El problema más grande era que los consumidores no entendían el producto ni lo que podían hacer con él. Y sin demanda de los consumidores, los comerciantes no lo querían almacenar. Los fabricantes de otros productos del nuevo negocio de ingredientes envasados, como el bicarbonato de soda de Arm & Hammer y la levadura de Fleischmann, solían incluir libros de recetas en los envases. Woodward pensó que un manual de instrucciones podría ayudar a crear demanda para Jell-O, pero, ¿cómo darlos a conocer, si nadie compraba las cajas del producto?

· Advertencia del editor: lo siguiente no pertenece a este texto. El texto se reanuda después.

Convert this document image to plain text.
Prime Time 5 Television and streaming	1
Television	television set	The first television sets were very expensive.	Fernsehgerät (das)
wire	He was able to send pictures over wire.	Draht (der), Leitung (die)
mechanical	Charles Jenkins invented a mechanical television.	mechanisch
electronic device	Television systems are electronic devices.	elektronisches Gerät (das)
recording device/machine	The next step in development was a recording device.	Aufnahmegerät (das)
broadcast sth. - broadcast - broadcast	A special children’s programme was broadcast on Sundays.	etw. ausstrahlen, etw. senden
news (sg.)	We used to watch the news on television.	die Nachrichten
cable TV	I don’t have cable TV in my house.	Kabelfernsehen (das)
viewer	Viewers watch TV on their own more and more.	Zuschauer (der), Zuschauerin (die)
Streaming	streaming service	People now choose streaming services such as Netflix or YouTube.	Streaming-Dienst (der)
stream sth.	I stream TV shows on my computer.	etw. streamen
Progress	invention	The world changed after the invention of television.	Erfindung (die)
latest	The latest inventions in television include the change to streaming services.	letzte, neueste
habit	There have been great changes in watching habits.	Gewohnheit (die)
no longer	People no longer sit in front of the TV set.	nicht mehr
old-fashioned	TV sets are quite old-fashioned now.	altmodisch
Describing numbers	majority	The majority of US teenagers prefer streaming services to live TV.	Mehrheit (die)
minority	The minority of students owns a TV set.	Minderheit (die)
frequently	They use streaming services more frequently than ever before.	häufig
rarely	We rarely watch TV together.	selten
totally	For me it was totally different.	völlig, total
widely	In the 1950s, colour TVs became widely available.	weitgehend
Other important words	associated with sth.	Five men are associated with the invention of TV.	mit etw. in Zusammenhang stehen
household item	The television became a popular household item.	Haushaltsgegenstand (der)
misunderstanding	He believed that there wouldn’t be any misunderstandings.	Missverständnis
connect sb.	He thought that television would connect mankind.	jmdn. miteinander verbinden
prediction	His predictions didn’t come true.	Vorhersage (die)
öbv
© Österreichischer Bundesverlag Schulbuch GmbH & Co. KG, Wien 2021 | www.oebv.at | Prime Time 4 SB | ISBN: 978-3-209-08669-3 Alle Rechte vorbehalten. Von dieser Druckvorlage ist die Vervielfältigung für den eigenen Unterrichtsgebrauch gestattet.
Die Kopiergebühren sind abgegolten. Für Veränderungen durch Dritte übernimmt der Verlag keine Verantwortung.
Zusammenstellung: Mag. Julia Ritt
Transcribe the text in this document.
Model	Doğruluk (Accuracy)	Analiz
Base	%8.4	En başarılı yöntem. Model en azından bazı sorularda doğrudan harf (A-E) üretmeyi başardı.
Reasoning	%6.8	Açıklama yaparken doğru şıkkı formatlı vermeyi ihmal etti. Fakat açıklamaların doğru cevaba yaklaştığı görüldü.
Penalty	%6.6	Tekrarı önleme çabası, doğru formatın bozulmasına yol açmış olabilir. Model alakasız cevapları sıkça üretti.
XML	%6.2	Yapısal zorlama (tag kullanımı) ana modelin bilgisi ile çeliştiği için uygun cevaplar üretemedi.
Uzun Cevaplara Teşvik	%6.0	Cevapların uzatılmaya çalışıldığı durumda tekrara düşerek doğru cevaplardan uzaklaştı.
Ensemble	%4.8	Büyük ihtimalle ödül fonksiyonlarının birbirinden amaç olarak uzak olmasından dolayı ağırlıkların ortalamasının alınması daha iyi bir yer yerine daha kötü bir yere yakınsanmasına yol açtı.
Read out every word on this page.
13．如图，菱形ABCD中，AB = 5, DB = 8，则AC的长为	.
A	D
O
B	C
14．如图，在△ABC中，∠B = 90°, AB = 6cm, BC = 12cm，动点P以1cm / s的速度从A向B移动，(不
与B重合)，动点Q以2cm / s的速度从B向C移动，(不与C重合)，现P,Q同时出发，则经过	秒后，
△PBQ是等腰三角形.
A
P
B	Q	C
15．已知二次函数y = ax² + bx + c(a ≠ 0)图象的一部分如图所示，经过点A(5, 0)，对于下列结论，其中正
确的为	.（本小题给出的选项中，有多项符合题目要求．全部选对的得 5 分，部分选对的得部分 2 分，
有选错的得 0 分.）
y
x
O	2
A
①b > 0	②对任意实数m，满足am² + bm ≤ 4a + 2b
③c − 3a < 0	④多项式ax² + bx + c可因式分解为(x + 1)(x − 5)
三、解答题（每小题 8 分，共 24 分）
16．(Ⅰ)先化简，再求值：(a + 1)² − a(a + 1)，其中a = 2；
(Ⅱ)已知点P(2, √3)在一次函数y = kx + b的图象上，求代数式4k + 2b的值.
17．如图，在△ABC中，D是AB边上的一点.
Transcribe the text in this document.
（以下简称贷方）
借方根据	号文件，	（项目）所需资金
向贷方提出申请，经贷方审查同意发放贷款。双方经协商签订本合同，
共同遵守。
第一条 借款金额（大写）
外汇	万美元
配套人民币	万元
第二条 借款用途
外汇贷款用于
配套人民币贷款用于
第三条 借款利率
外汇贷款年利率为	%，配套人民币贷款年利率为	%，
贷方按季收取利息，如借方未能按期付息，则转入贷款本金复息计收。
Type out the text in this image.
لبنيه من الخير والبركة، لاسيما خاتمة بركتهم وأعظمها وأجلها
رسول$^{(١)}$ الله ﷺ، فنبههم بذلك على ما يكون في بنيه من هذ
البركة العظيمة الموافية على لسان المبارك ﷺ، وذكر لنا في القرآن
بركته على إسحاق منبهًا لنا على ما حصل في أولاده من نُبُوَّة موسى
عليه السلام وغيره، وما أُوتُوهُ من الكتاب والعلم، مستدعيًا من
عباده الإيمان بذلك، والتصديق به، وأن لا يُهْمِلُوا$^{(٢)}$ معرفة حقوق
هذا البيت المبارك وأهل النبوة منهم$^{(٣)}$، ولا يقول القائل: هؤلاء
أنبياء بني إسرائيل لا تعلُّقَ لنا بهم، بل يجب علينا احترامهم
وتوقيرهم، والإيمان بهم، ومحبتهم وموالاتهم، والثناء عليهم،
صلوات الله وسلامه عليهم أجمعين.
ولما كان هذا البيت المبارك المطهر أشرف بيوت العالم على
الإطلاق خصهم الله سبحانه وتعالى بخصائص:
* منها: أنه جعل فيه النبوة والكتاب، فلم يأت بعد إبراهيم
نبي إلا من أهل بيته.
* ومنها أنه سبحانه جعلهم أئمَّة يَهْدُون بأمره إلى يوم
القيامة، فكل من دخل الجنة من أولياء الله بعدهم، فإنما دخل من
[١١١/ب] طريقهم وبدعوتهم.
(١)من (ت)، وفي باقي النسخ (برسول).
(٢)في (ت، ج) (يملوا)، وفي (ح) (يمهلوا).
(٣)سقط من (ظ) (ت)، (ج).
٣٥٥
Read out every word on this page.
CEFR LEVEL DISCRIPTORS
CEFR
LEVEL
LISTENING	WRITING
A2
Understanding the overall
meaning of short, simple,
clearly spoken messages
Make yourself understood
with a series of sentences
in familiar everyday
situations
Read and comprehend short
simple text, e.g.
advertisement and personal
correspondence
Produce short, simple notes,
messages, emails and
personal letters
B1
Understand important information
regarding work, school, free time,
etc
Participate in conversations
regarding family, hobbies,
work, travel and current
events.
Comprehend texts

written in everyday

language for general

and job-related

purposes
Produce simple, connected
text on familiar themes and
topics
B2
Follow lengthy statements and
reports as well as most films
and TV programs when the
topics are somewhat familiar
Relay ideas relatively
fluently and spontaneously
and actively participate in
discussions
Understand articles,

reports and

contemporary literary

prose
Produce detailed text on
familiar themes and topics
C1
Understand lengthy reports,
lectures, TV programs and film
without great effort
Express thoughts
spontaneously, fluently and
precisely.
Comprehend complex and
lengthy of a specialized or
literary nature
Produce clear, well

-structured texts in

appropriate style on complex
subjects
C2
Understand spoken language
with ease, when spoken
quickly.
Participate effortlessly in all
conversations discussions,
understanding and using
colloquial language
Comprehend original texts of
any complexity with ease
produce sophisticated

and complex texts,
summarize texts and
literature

Así que en 1902, Woodward y su jefe de marketing, William E. Humelbaugh, probaron algo nuevo. Primero diseñaron un anuncio de tres pulgadas (7,5 cm) de longitud que introdujeron en el Ladies Home Journal, con un coste de 336 dólares. Con un tono más bien optimista que proclamaba que Jell-O era «el postre más famoso de América (Estados Unidos)», el anuncio explicaba el atractivo del producto: este nuevo postre «podía servirse añadiendo simplemente nata batida o una crema ligera. Pero si desea algo realmente elegante, existen cientos de deliciosas combinaciones que se pueden preparar rápidamente».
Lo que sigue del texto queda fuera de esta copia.